Despite being ridiculed by the popular media, GST and smart contrarian investors were bullish and in fact that may have been the "Post-Fukushima" bottom. We are witnessing a powerful rebound in the uranium price and the uranium miners. Please read the prescient article where we predicted this powerful rebound.
This week, we hear that Uranium One Inc. will be bought by ARMZ Uranium Holding Co., its controlling shareholder, for $1.3 billion in a friendly deal. This means the Russians will have an increasing presence in the Powder River Basin. Putin is pushing nuclear power not only for Russia's internal use but in order to export technologies to emerging atomic nations. A few months ago, we predicted a growing Chinese and Russian role in developing domestic U.S. assets.
In a Sept. 2012 article, I wrote: "Cameco has announced that they will be actively searching for North American companies on the cusp of production. Uranerz Energy Corp. (URZ:TSX; URZ:NYSE.MKT) lies directly in the proximity of not only Cameco, but Uranium One too, as well in the Powder River Basin. Do not forget the Russians and Asians are donning cowboy hats in Wyoming looking for their next target."
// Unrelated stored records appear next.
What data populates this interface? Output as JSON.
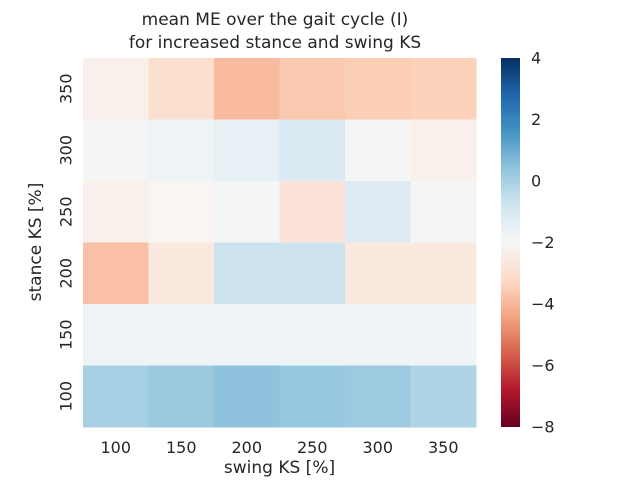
{
  "chart_data": {
    "type": "heatmap",
    "title": [
      "mean ME over the gait cycle (I)",
      "for increased stance and swing KS"
    ],
    "xlabel": "swing KS [%]",
    "ylabel": "stance KS [%]",
    "x_categories": [
      "100",
      "150",
      "200",
      "250",
      "300",
      "350"
    ],
    "y_categories": [
      "350",
      "300",
      "250",
      "200",
      "150",
      "100"
    ],
    "values": [
      [
        -2.3,
        -3.0,
        -3.9,
        -3.6,
        -3.5,
        -3.4
      ],
      [
        -1.9,
        -1.7,
        -1.5,
        -1.1,
        -1.9,
        -2.3
      ],
      [
        -2.3,
        -2.1,
        -1.9,
        -2.8,
        -1.2,
        -1.9
      ],
      [
        -3.8,
        -2.6,
        -0.7,
        -0.7,
        -2.6,
        -2.6
      ],
      [
        -1.7,
        -1.7,
        -1.7,
        -1.7,
        -1.8,
        -1.8
      ],
      [
        0.0,
        0.25,
        0.45,
        0.3,
        0.2,
        -0.15
      ]
    ],
    "colorbar": {
      "colormap": "RdBu",
      "vmin": -8,
      "vmax": 4,
      "ticks": [
        4,
        2,
        0,
        -2,
        -4,
        -6,
        -8
      ],
      "tick_labels": [
        "4",
        "2",
        "0",
        "−2",
        "−4",
        "−6",
        "−8"
      ]
    },
    "grid": false
  }
}
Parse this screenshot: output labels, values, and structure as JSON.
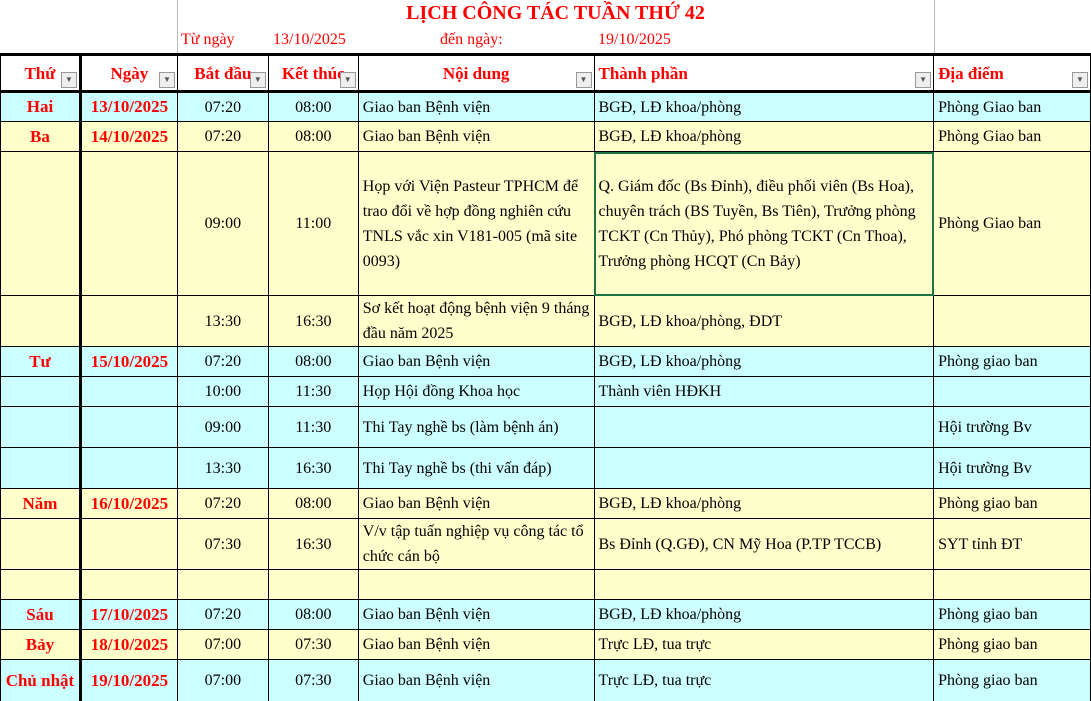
{
  "title": "LỊCH CÔNG TÁC TUẦN THỨ 42",
  "from_label": "Từ ngày",
  "from_date": "13/10/2025",
  "to_label": "đến ngày:",
  "to_date": "19/10/2025",
  "headers": [
    "Thứ",
    "Ngày",
    "Bắt đầu",
    "Kết thúc",
    "Nội dung",
    "Thành phần",
    "Địa điểm"
  ],
  "colors": {
    "cyan": "#ccffff",
    "yellow": "#ffffcc",
    "header_text": "#ff0000"
  },
  "rows": [
    {
      "thu": "Hai",
      "ngay": "13/10/2025",
      "start": "07:20",
      "end": "08:00",
      "content": "Giao ban Bệnh viện",
      "members": "BGĐ, LĐ khoa/phòng",
      "place": "Phòng Giao ban",
      "bg": "cyan"
    },
    {
      "thu": "Ba",
      "ngay": "14/10/2025",
      "start": "07:20",
      "end": "08:00",
      "content": "Giao ban Bệnh viện",
      "members": "BGĐ, LĐ khoa/phòng",
      "place": "Phòng Giao ban",
      "bg": "yellow"
    },
    {
      "thu": "",
      "ngay": "",
      "start": "09:00",
      "end": "11:00",
      "content": "Họp với Viện Pasteur TPHCM để trao đổi về hợp đồng nghiên cứu TNLS vắc xin V181-005 (mã site 0093)",
      "members": "Q. Giám đốc (Bs Đỉnh), điều phối viên (Bs Hoa), chuyên trách (BS Tuyền, Bs Tiên), Trưởng phòng TCKT (Cn Thủy), Phó phòng TCKT (Cn Thoa), Trưởng phòng HCQT (Cn Bảy)",
      "place": "Phòng Giao ban",
      "bg": "yellow"
    },
    {
      "thu": "",
      "ngay": "",
      "start": "13:30",
      "end": "16:30",
      "content": "Sơ kết hoạt động bệnh viện 9 tháng đầu năm 2025",
      "members": "BGĐ, LĐ khoa/phòng, ĐDT",
      "place": "",
      "bg": "yellow"
    },
    {
      "thu": "Tư",
      "ngay": "15/10/2025",
      "start": "07:20",
      "end": "08:00",
      "content": "Giao ban Bệnh viện",
      "members": "BGĐ, LĐ khoa/phòng",
      "place": "Phòng  giao ban",
      "bg": "cyan"
    },
    {
      "thu": "",
      "ngay": "",
      "start": "10:00",
      "end": "11:30",
      "content": "Họp Hội đồng Khoa học",
      "members": "Thành viên HĐKH",
      "place": "",
      "bg": "cyan"
    },
    {
      "thu": "",
      "ngay": "",
      "start": "09:00",
      "end": "11:30",
      "content": "Thi Tay nghề bs (làm bệnh án)",
      "members": "",
      "place": "Hội trường Bv",
      "bg": "cyan"
    },
    {
      "thu": "",
      "ngay": "",
      "start": "13:30",
      "end": "16:30",
      "content": "Thi Tay nghề bs (thi vấn đáp)",
      "members": "",
      "place": "Hội trường Bv",
      "bg": "cyan"
    },
    {
      "thu": "Năm",
      "ngay": "16/10/2025",
      "start": "07:20",
      "end": "08:00",
      "content": "Giao ban Bệnh viện",
      "members": "BGĐ, LĐ khoa/phòng",
      "place": "Phòng  giao ban",
      "bg": "yellow"
    },
    {
      "thu": "",
      "ngay": "",
      "start": "07:30",
      "end": "16:30",
      "content": "V/v tập tuấn nghiệp vụ công tác tổ chức cán bộ",
      "members": "Bs Đỉnh (Q.GĐ), CN Mỹ Hoa (P.TP TCCB)",
      "place": "SYT tỉnh ĐT",
      "bg": "yellow"
    },
    {
      "thu": "",
      "ngay": "",
      "start": "",
      "end": "",
      "content": "",
      "members": "",
      "place": "",
      "bg": "yellow"
    },
    {
      "thu": "Sáu",
      "ngay": "17/10/2025",
      "start": "07:20",
      "end": "08:00",
      "content": "Giao ban Bệnh viện",
      "members": "BGĐ, LĐ khoa/phòng",
      "place": "Phòng  giao ban",
      "bg": "cyan"
    },
    {
      "thu": "Bảy",
      "ngay": "18/10/2025",
      "start": "07:00",
      "end": "07:30",
      "content": "Giao ban Bệnh viện",
      "members": "Trực LĐ, tua trực",
      "place": "Phòng  giao ban",
      "bg": "yellow"
    },
    {
      "thu": "Chủ nhật",
      "ngay": "19/10/2025",
      "start": "07:00",
      "end": "07:30",
      "content": "Giao ban Bệnh viện",
      "members": "Trực LĐ, tua trực",
      "place": "Phòng  giao ban",
      "bg": "cyan"
    }
  ]
}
This may be just the beginning of an increase in mergers and acquisitions in the undervalued uranium space. This announcement takes a major uranium equity out of the public market. This may allow Russia to tighten its control on its potential uranium supply, as the Russian HEU agreement ends later this year. Russia may choose to sell its uranium on the condition that buyers also use its nuclear services or technology. This will squeeze other nations to search for available supplies, which are far and few between. I have already positioned my readers for the coming price spike, which may occur even as early as this year.
Although we did see Germany temporarily back away from nuclear following Fukushima, we are seeing a continuation of the trend toward nuclear power development, especially in Europe. Europe only has one operating mine in the Czech Republic, despite being the largest per-capita consumer of uranium. This means there is very little domestic supply on the continent.
One small-cap uranium developer, European Uranium Resources Ltd. (EUU:TSX.V; TGP:FSE; EUUNF:OTCQX), may help fill that shortfall as demand continues to pick up.
Recently, another rising uranium miner, U3O8 Corp. (UWE:TSX; OTCQX:UWEFF), published a Preliminary Economic Assessment (PEA) on its flagship Berlin project in Colombia. The study was able to shed light on the potential economics and metallurgical process of the multi-commodity project which has uranium, rare earths, vanadium and phosphate. The PEA shows that the project can be economic with zero cash costs for the uranium as it can be paid for by the additional byproducts such as rare earths, vanadium and phosphate.
This small-cap uranium developer, Pele Mountain Resources Inc., is operating in a historic uranium mining camp which produced over 300 million pounds of uranium at one time in Ontario. It also commercially produced heavy rare earths. This deposit provides great leverage to the price of uranium and rare earths as it is a big production scenario which could produce close to 2.7 million pounds of uranium and 4,000 tons of rare earths. The company recently released an NI 43-101 Preliminary Economic Assessment with an NPV of over $1 billion and a before-tax payback period of 18 months. This is pretty impressive for a company with a market cap below $10 million.
This uranium explorer in the Athabasca Basin, Athabasca Uranium Inc. (UAX:TSX.V; ATURF:OTCQX), is making a major breakout above the 50-day moving average on record volume. In 2012, the company had a major vote of confidence by attracting the attention of a team of seismic experts who helped discover the major Athabasca deposits, such as McArthur River, Shea Creek, Key and Moore Lakes as well as Hathor's Roughrider Deposit.
Best wishes for a great 2013, which may turn out to be a great year for undervalued uranium miners.